Il Comitato gallurese No Pillon in piazza contro la riforma dell’affido condiviso

Una delegazione a Cagliari il 10 novembre.

Il Comitato gallurese No Pillon, che vede uniti l’associazione Prospettiva Donna, la Cgil Olbia-Tempio, il Coordinamento Donne Spi Cgil regionale e il Circolo UDI di Olbia, aderisce alla mobilitazione generale contro il ddl Pillon sulla riforma dell’affido condiviso e la ridefinizione dello stato di famiglia.

Una sua delegazione prenderà parte alla manifestazione in programma sabato 10 novembre a Cagliari, in contemporanea con molte altre città italiane. I motivi dell’opposizione al disegno di legge sono di grande rilievo, sia politico che sociale.

“Riteniamo che la proposta del senatore Pillon – dichiara il comitato – vada a minare le libertà e i diritti acquisiti nel corso dei decenni soprattutto dalle donne, andando inoltre a compromettere quei delicati equilibri che regolano la crescita e la serenità dei minori.

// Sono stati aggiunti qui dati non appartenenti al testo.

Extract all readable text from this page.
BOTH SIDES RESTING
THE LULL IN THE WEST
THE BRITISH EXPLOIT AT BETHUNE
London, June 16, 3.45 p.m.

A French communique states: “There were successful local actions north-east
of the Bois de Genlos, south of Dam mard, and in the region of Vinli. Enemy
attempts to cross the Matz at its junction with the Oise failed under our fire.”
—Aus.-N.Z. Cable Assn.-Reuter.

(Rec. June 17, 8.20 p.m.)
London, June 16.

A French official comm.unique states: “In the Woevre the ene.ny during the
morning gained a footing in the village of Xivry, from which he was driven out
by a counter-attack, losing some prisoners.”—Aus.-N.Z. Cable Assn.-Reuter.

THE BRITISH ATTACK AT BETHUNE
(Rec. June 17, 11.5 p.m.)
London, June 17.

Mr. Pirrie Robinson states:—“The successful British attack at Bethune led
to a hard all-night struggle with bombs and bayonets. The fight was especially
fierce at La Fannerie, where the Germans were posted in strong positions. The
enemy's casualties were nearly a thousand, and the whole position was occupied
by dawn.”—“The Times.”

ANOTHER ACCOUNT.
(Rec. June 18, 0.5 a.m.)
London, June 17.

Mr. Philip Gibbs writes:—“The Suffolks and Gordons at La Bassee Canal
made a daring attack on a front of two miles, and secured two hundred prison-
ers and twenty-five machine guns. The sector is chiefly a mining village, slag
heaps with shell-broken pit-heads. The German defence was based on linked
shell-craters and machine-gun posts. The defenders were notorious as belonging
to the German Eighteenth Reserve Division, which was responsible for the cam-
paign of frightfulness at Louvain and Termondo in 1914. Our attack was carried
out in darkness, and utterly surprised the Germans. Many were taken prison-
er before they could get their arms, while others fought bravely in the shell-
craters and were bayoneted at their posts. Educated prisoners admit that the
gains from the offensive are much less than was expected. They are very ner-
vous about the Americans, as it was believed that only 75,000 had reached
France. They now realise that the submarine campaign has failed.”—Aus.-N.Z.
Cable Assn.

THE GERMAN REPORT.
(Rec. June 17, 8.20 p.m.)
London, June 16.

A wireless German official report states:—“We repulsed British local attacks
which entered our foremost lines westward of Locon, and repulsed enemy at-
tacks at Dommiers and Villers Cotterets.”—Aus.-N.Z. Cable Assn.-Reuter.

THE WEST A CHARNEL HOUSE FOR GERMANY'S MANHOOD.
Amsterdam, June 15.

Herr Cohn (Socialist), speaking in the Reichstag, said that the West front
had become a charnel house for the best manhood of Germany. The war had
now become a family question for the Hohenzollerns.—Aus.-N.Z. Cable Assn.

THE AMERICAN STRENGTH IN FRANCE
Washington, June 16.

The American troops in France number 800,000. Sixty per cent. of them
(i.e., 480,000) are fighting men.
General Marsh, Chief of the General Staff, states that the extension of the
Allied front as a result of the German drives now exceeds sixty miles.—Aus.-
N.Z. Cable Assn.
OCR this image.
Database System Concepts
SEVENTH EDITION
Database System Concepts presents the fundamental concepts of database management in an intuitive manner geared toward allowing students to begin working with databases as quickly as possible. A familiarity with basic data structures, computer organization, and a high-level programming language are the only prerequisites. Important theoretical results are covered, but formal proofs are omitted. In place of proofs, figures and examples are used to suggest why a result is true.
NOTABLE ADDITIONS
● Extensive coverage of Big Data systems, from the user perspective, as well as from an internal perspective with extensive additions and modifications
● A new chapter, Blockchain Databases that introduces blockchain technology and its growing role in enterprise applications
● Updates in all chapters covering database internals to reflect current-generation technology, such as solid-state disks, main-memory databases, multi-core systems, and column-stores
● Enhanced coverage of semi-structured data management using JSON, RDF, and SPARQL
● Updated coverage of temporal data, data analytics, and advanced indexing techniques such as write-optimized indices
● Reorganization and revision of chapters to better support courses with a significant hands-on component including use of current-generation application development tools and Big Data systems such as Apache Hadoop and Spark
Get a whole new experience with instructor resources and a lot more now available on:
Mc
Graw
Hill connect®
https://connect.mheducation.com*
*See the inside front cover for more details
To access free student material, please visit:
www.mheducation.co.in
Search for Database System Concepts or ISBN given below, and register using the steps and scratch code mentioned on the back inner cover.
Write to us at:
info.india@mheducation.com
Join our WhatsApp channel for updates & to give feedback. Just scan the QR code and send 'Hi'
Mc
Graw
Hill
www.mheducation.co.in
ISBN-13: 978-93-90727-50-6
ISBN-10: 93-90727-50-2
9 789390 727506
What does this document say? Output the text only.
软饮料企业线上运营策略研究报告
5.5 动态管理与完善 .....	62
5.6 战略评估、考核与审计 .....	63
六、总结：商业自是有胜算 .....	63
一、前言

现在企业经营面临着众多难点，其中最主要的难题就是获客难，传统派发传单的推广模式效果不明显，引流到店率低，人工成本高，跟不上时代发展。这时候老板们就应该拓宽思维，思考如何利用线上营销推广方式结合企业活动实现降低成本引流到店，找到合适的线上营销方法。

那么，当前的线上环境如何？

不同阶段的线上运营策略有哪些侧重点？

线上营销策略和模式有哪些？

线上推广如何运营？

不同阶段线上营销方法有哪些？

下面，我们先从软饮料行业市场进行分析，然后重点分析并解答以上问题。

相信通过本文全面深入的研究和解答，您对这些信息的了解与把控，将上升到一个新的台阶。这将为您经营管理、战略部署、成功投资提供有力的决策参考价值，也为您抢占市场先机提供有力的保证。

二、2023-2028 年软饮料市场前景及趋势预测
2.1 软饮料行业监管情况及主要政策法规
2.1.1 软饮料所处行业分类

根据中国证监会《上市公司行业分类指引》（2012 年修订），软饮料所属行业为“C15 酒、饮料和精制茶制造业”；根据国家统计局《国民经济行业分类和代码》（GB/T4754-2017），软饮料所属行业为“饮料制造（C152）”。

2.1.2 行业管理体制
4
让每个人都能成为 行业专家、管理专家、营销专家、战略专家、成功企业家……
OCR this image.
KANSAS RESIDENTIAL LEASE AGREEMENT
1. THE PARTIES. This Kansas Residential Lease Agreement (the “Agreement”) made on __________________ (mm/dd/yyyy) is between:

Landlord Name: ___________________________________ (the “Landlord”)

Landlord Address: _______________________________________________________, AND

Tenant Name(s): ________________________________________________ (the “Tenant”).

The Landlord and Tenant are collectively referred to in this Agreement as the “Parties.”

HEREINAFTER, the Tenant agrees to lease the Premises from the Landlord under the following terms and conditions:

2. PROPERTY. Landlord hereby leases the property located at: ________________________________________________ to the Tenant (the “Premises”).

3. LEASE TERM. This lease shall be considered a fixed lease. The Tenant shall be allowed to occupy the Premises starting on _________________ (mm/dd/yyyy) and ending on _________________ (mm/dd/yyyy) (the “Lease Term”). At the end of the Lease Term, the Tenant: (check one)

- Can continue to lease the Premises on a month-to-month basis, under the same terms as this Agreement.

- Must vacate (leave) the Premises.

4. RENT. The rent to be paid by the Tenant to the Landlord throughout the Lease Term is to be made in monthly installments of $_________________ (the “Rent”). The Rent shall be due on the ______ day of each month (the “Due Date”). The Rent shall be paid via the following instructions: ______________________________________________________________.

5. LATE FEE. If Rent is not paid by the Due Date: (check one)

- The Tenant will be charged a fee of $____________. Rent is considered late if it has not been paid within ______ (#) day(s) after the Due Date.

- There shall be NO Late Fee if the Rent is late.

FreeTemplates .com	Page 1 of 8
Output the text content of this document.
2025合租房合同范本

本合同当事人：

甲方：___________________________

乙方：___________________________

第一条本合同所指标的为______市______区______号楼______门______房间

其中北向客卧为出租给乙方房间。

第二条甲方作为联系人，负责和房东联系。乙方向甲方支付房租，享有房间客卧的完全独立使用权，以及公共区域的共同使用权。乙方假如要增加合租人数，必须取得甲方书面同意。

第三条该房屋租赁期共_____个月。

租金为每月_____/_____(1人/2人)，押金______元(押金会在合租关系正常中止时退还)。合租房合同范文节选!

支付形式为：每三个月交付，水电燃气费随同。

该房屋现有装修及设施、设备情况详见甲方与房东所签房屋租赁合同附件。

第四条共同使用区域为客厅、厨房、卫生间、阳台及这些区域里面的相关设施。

Ci preme in particolare porre l’accento sul fatto che il ddl Pillon non tenga conto dei singoli casi, soprattutto quelli di violenza domestica in cui donne e bambini si ritrovano ancora troppo spesso vittime. Per tutto questo D.i.Re., la rete nazionale dei centri antiviolenza, in unione con tutto il movimento delle donne, l’associazionismo democratico e tante realtà della società civile, ha lanciato una grande mobilitazione per contrastare questa misura, promuovendo anche una petizione che può essere sottoscritta su Change.org e che ad oggi ha raccolto più di 100.000 firme.

La delegazione gallurese, quindi, in linea il Comitato nazionale No Pillon e gli altri numerosi movimenti coinvolti, scenderà in piazza sabato 10 novembre, a partire dalle 17, per dire no alla mediazione obbligatoria e a pagamento, no all’imposizione di tempi paritari e alla doppia domiciliazione residenza dei minori, no al mantenimento diretto, no al piano genitoriale, no al coordinatore genitoriale e no all’introduzione del concetto di alienazione parentale. Per tutte queste ragioni crediamo sia fondamentale che tutte le donne e gli uomini della società civile si uniscano a noi per manifestare il proprio dissenso. La stessa Organizzazione delle Nazioni Unite ha espresso tutta la sua preoccupazione, ritenendo che le disposizioni del ddl Pillon potrebbero comportare una grave regressione, alimentando la disuguaglianza e la discriminazione basate sul genere, e privando le vittime di violenza domestica di importanti protezioni. Pertanto, invitiamo quante più persone possibili a partecipare alla mobilitazione nazionale del 10 novembre, sia nelle piazze che sui social, per dire no a una proposta scellerata e pericolosa”.